В древнеегипетской повести о двух братьях есть такая хорошая фраза - о башне, которую построил герой собственными руками:
"Она была полна всяких хороших вещей, которые он сделал, чтобы дом был наполнен".
Глядя на леса, понимаешь, что в мире раскинуто громадное царство добра. Оно не там и не потом, а вот тут. Как град Китеж. Только его не видно, вернее - видны его вершинки, утоплен-ные в глубине купола. Когда жена сказала мужу о беглом: - Если ты его выдашь, я тебя брошу! - мы поняли, что добро велико и правит нами невидимо, одетое в мантию зла ради сохранения тайны.
- Я бы таких до конца жизни посылал в санаторий. Чтобы они только кушали и увлекались.
В теории эволюции приятно то, что при виде лягушки думаешь: вот и я из лягушки произошел, и эта мне - как сестра.
Влюбляюсь в русские сказки. Но воспринимаются они не так сюжетно, как живописно и музыкально. Сверкающие краски, летающие фразы. Возьмем чистый лист бумаги и нарисуем буквами: избушка на курьих ножках. Распластанная сказка. Для ясности представим пейзаж. Попробуем описать, что такое снег. Ну, снег, понимаете, снег - что вы снега никогда не видали? Настойчивость.
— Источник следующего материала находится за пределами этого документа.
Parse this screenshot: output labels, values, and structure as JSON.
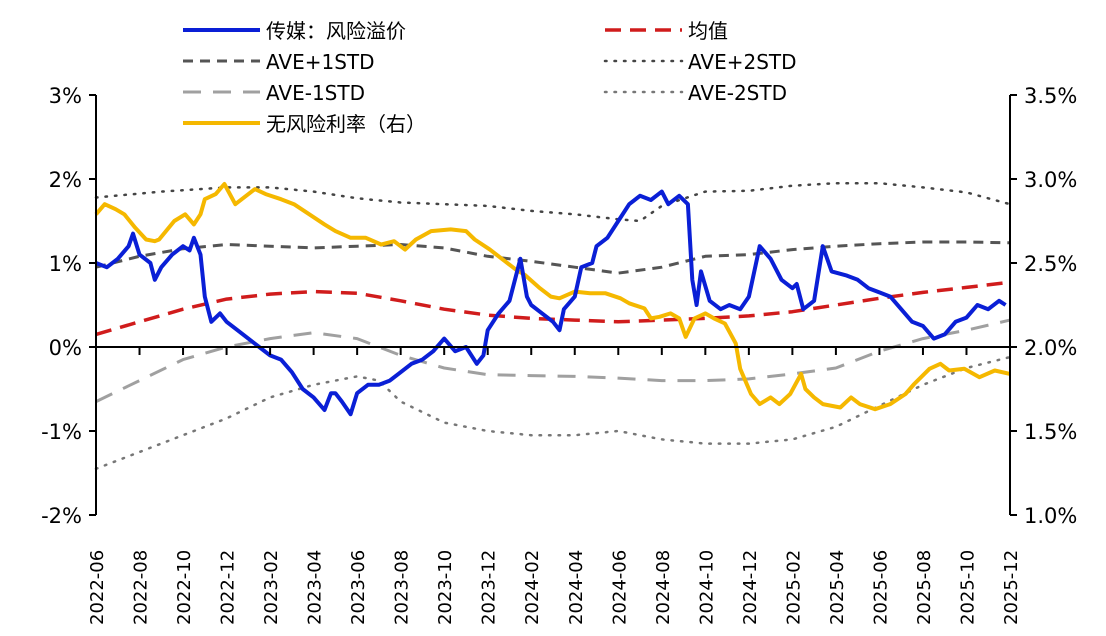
{
  "chart_data": {
    "type": "line",
    "title": "",
    "x_unit": "months since 2022-06",
    "x_tick_labels": [
      "2022-06",
      "2022-08",
      "2022-10",
      "2022-12",
      "2023-02",
      "2023-04",
      "2023-06",
      "2023-08",
      "2023-10",
      "2023-12",
      "2024-02",
      "2024-04",
      "2024-06",
      "2024-08",
      "2024-10",
      "2024-12",
      "2025-02",
      "2025-04",
      "2025-06",
      "2025-08",
      "2025-10",
      "2025-12"
    ],
    "xlim": [
      0,
      42
    ],
    "y_left": {
      "ticks": [
        "3%",
        "2%",
        "1%",
        "0%",
        "-1%",
        "-2%"
      ],
      "tick_values": [
        3,
        2,
        1,
        0,
        -1,
        -2
      ],
      "ylim": [
        -2,
        3
      ]
    },
    "y_right": {
      "ticks": [
        "3.5%",
        "3.0%",
        "2.5%",
        "2.0%",
        "1.5%",
        "1.0%"
      ],
      "tick_values": [
        3.5,
        3.0,
        2.5,
        2.0,
        1.5,
        1.0
      ],
      "ylim": [
        1.0,
        3.5
      ]
    },
    "legend_placement": "top",
    "series": [
      {
        "name": "传媒：风险溢价",
        "axis": "left",
        "color": "#0a1fd6",
        "style": "solid",
        "points": [
          [
            0,
            1.0
          ],
          [
            0.5,
            0.95
          ],
          [
            1,
            1.05
          ],
          [
            1.5,
            1.2
          ],
          [
            1.7,
            1.35
          ],
          [
            2,
            1.1
          ],
          [
            2.5,
            1.0
          ],
          [
            2.7,
            0.8
          ],
          [
            3,
            0.95
          ],
          [
            3.5,
            1.1
          ],
          [
            4,
            1.2
          ],
          [
            4.3,
            1.15
          ],
          [
            4.5,
            1.3
          ],
          [
            4.8,
            1.1
          ],
          [
            5,
            0.6
          ],
          [
            5.3,
            0.3
          ],
          [
            5.7,
            0.4
          ],
          [
            6,
            0.3
          ],
          [
            6.5,
            0.2
          ],
          [
            7,
            0.1
          ],
          [
            7.5,
            0.0
          ],
          [
            8,
            -0.1
          ],
          [
            8.5,
            -0.15
          ],
          [
            9,
            -0.3
          ],
          [
            9.5,
            -0.5
          ],
          [
            10,
            -0.6
          ],
          [
            10.5,
            -0.75
          ],
          [
            10.8,
            -0.55
          ],
          [
            11,
            -0.55
          ],
          [
            11.3,
            -0.65
          ],
          [
            11.7,
            -0.8
          ],
          [
            12,
            -0.55
          ],
          [
            12.5,
            -0.45
          ],
          [
            13,
            -0.45
          ],
          [
            13.5,
            -0.4
          ],
          [
            14,
            -0.3
          ],
          [
            14.5,
            -0.2
          ],
          [
            15,
            -0.15
          ],
          [
            15.5,
            -0.05
          ],
          [
            16,
            0.1
          ],
          [
            16.5,
            -0.05
          ],
          [
            17,
            0.0
          ],
          [
            17.5,
            -0.2
          ],
          [
            17.8,
            -0.1
          ],
          [
            18,
            0.2
          ],
          [
            18.5,
            0.4
          ],
          [
            19,
            0.55
          ],
          [
            19.5,
            1.05
          ],
          [
            19.8,
            0.6
          ],
          [
            20,
            0.5
          ],
          [
            20.5,
            0.4
          ],
          [
            21,
            0.3
          ],
          [
            21.3,
            0.2
          ],
          [
            21.5,
            0.45
          ],
          [
            22,
            0.6
          ],
          [
            22.3,
            0.95
          ],
          [
            22.8,
            1.0
          ],
          [
            23,
            1.2
          ],
          [
            23.5,
            1.3
          ],
          [
            24,
            1.5
          ],
          [
            24.5,
            1.7
          ],
          [
            25,
            1.8
          ],
          [
            25.5,
            1.75
          ],
          [
            26,
            1.85
          ],
          [
            26.3,
            1.7
          ],
          [
            26.8,
            1.8
          ],
          [
            27.2,
            1.7
          ],
          [
            27.4,
            0.8
          ],
          [
            27.6,
            0.5
          ],
          [
            27.8,
            0.9
          ],
          [
            28.2,
            0.55
          ],
          [
            28.7,
            0.45
          ],
          [
            29.1,
            0.5
          ],
          [
            29.6,
            0.45
          ],
          [
            30,
            0.6
          ],
          [
            30.5,
            1.2
          ],
          [
            31,
            1.05
          ],
          [
            31.5,
            0.8
          ],
          [
            32,
            0.7
          ],
          [
            32.2,
            0.75
          ],
          [
            32.5,
            0.45
          ],
          [
            33,
            0.55
          ],
          [
            33.4,
            1.2
          ],
          [
            33.8,
            0.9
          ],
          [
            34.5,
            0.85
          ],
          [
            35,
            0.8
          ],
          [
            35.5,
            0.7
          ],
          [
            36,
            0.65
          ],
          [
            36.5,
            0.6
          ],
          [
            37,
            0.45
          ],
          [
            37.5,
            0.3
          ],
          [
            38,
            0.25
          ],
          [
            38.5,
            0.1
          ],
          [
            39,
            0.15
          ],
          [
            39.5,
            0.3
          ],
          [
            40,
            0.35
          ],
          [
            40.5,
            0.5
          ],
          [
            41,
            0.45
          ],
          [
            41.5,
            0.55
          ],
          [
            41.8,
            0.5
          ]
        ]
      },
      {
        "name": "均值",
        "axis": "left",
        "color": "#d01c1c",
        "style": "dash",
        "points": [
          [
            0,
            0.15
          ],
          [
            2,
            0.3
          ],
          [
            4,
            0.45
          ],
          [
            6,
            0.57
          ],
          [
            8,
            0.63
          ],
          [
            10,
            0.66
          ],
          [
            12,
            0.64
          ],
          [
            14,
            0.55
          ],
          [
            16,
            0.45
          ],
          [
            18,
            0.38
          ],
          [
            20,
            0.34
          ],
          [
            22,
            0.32
          ],
          [
            24,
            0.3
          ],
          [
            26,
            0.32
          ],
          [
            28,
            0.34
          ],
          [
            30,
            0.37
          ],
          [
            32,
            0.42
          ],
          [
            34,
            0.5
          ],
          [
            36,
            0.58
          ],
          [
            38,
            0.65
          ],
          [
            40,
            0.71
          ],
          [
            42,
            0.77
          ]
        ]
      },
      {
        "name": "AVE+1STD",
        "axis": "left",
        "color": "#555555",
        "style": "dash2",
        "points": [
          [
            0,
            0.95
          ],
          [
            2,
            1.08
          ],
          [
            4,
            1.17
          ],
          [
            6,
            1.22
          ],
          [
            8,
            1.2
          ],
          [
            10,
            1.18
          ],
          [
            12,
            1.2
          ],
          [
            14,
            1.22
          ],
          [
            16,
            1.18
          ],
          [
            18,
            1.08
          ],
          [
            20,
            1.02
          ],
          [
            22,
            0.95
          ],
          [
            24,
            0.88
          ],
          [
            26,
            0.95
          ],
          [
            28,
            1.08
          ],
          [
            30,
            1.1
          ],
          [
            32,
            1.16
          ],
          [
            34,
            1.2
          ],
          [
            36,
            1.23
          ],
          [
            38,
            1.25
          ],
          [
            40,
            1.25
          ],
          [
            42,
            1.24
          ]
        ]
      },
      {
        "name": "AVE+2STD",
        "axis": "left",
        "color": "#444444",
        "style": "dot",
        "points": [
          [
            0,
            1.78
          ],
          [
            3,
            1.85
          ],
          [
            6,
            1.9
          ],
          [
            8,
            1.9
          ],
          [
            10,
            1.85
          ],
          [
            12,
            1.77
          ],
          [
            14,
            1.72
          ],
          [
            16,
            1.7
          ],
          [
            18,
            1.68
          ],
          [
            20,
            1.62
          ],
          [
            22,
            1.58
          ],
          [
            24,
            1.52
          ],
          [
            25,
            1.5
          ],
          [
            26,
            1.68
          ],
          [
            28,
            1.85
          ],
          [
            30,
            1.86
          ],
          [
            32,
            1.92
          ],
          [
            34,
            1.95
          ],
          [
            36,
            1.95
          ],
          [
            38,
            1.9
          ],
          [
            40,
            1.84
          ],
          [
            42,
            1.7
          ]
        ]
      },
      {
        "name": "AVE-1STD",
        "axis": "left",
        "color": "#a0a0a0",
        "style": "longdash",
        "points": [
          [
            0,
            -0.65
          ],
          [
            2,
            -0.4
          ],
          [
            4,
            -0.15
          ],
          [
            6,
            0.0
          ],
          [
            8,
            0.1
          ],
          [
            10,
            0.17
          ],
          [
            12,
            0.1
          ],
          [
            14,
            -0.1
          ],
          [
            16,
            -0.25
          ],
          [
            18,
            -0.33
          ],
          [
            20,
            -0.34
          ],
          [
            22,
            -0.35
          ],
          [
            24,
            -0.37
          ],
          [
            26,
            -0.4
          ],
          [
            28,
            -0.4
          ],
          [
            30,
            -0.38
          ],
          [
            32,
            -0.32
          ],
          [
            34,
            -0.25
          ],
          [
            36,
            -0.05
          ],
          [
            38,
            0.1
          ],
          [
            40,
            0.2
          ],
          [
            42,
            0.32
          ]
        ]
      },
      {
        "name": "AVE-2STD",
        "axis": "left",
        "color": "#777777",
        "style": "dot",
        "points": [
          [
            0,
            -1.45
          ],
          [
            2,
            -1.25
          ],
          [
            4,
            -1.05
          ],
          [
            6,
            -0.85
          ],
          [
            8,
            -0.6
          ],
          [
            10,
            -0.45
          ],
          [
            12,
            -0.35
          ],
          [
            13,
            -0.4
          ],
          [
            14,
            -0.65
          ],
          [
            16,
            -0.9
          ],
          [
            18,
            -1.0
          ],
          [
            20,
            -1.05
          ],
          [
            22,
            -1.05
          ],
          [
            24,
            -1.0
          ],
          [
            26,
            -1.1
          ],
          [
            28,
            -1.15
          ],
          [
            30,
            -1.15
          ],
          [
            32,
            -1.1
          ],
          [
            34,
            -0.95
          ],
          [
            36,
            -0.7
          ],
          [
            38,
            -0.45
          ],
          [
            40,
            -0.25
          ],
          [
            42,
            -0.12
          ]
        ]
      },
      {
        "name": "无风险利率（右）",
        "axis": "right",
        "color": "#f5b800",
        "style": "solid",
        "points": [
          [
            0,
            2.79
          ],
          [
            0.4,
            2.85
          ],
          [
            0.9,
            2.82
          ],
          [
            1.3,
            2.79
          ],
          [
            1.8,
            2.71
          ],
          [
            2.3,
            2.64
          ],
          [
            2.7,
            2.63
          ],
          [
            2.9,
            2.64
          ],
          [
            3.6,
            2.75
          ],
          [
            4.1,
            2.79
          ],
          [
            4.5,
            2.73
          ],
          [
            4.8,
            2.79
          ],
          [
            5.0,
            2.88
          ],
          [
            5.5,
            2.91
          ],
          [
            5.9,
            2.97
          ],
          [
            6.4,
            2.85
          ],
          [
            7.3,
            2.94
          ],
          [
            7.8,
            2.91
          ],
          [
            8.5,
            2.88
          ],
          [
            9.1,
            2.85
          ],
          [
            9.8,
            2.79
          ],
          [
            10.5,
            2.73
          ],
          [
            11.0,
            2.69
          ],
          [
            11.7,
            2.65
          ],
          [
            12.4,
            2.65
          ],
          [
            13.1,
            2.61
          ],
          [
            13.7,
            2.63
          ],
          [
            14.2,
            2.58
          ],
          [
            14.7,
            2.64
          ],
          [
            15.4,
            2.69
          ],
          [
            16.3,
            2.7
          ],
          [
            17.0,
            2.69
          ],
          [
            17.4,
            2.64
          ],
          [
            18.1,
            2.58
          ],
          [
            18.8,
            2.51
          ],
          [
            19.3,
            2.46
          ],
          [
            19.7,
            2.43
          ],
          [
            20.4,
            2.35
          ],
          [
            20.9,
            2.3
          ],
          [
            21.3,
            2.29
          ],
          [
            22.0,
            2.33
          ],
          [
            22.7,
            2.32
          ],
          [
            23.4,
            2.32
          ],
          [
            24.1,
            2.29
          ],
          [
            24.5,
            2.26
          ],
          [
            25.2,
            2.23
          ],
          [
            25.5,
            2.17
          ],
          [
            25.9,
            2.18
          ],
          [
            26.4,
            2.2
          ],
          [
            26.8,
            2.17
          ],
          [
            27.1,
            2.06
          ],
          [
            27.5,
            2.17
          ],
          [
            28.0,
            2.2
          ],
          [
            28.4,
            2.17
          ],
          [
            28.9,
            2.14
          ],
          [
            29.4,
            2.02
          ],
          [
            29.6,
            1.87
          ],
          [
            30.1,
            1.72
          ],
          [
            30.5,
            1.66
          ],
          [
            31.0,
            1.7
          ],
          [
            31.4,
            1.66
          ],
          [
            31.9,
            1.72
          ],
          [
            32.4,
            1.84
          ],
          [
            32.6,
            1.75
          ],
          [
            33.0,
            1.7
          ],
          [
            33.4,
            1.66
          ],
          [
            34.2,
            1.64
          ],
          [
            34.7,
            1.7
          ],
          [
            35.1,
            1.66
          ],
          [
            35.8,
            1.63
          ],
          [
            36.5,
            1.66
          ],
          [
            37.2,
            1.72
          ],
          [
            37.6,
            1.78
          ],
          [
            38.3,
            1.87
          ],
          [
            38.8,
            1.9
          ],
          [
            39.2,
            1.86
          ],
          [
            39.9,
            1.87
          ],
          [
            40.6,
            1.82
          ],
          [
            41.3,
            1.86
          ],
          [
            42.0,
            1.84
          ]
        ]
      }
    ]
  }
}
Говорят вам русским языком: собака разговаривала. Какой-нибудь святой старичок. Кентавр в овсах и в осиннике, полкан, полкаша. Антика. Абракадабра. Как тянется! Без конца. Какой восторг! А Иванушка ногу не вытянет из завязки у трех дорог...
27 августа 1969.
Метафора - это память о том золотом веке, когда все было всем. Осколок метаморфозы.
А знаешь, что бывает, когда дождь идет, а солнце светит сквозь дождь? "Тогда русалки Богу молятся". Это мне сказали латышскую поговорку. Будем надеяться, что и у русских найдется что-то похожее.
- С кошкой у него был общий язык.
(У меня тоже был общий язык с кошкой. Она служила нам посредницей и переводчицей. Общение культур, наций и поколений осуществлялось у нас через кошку.)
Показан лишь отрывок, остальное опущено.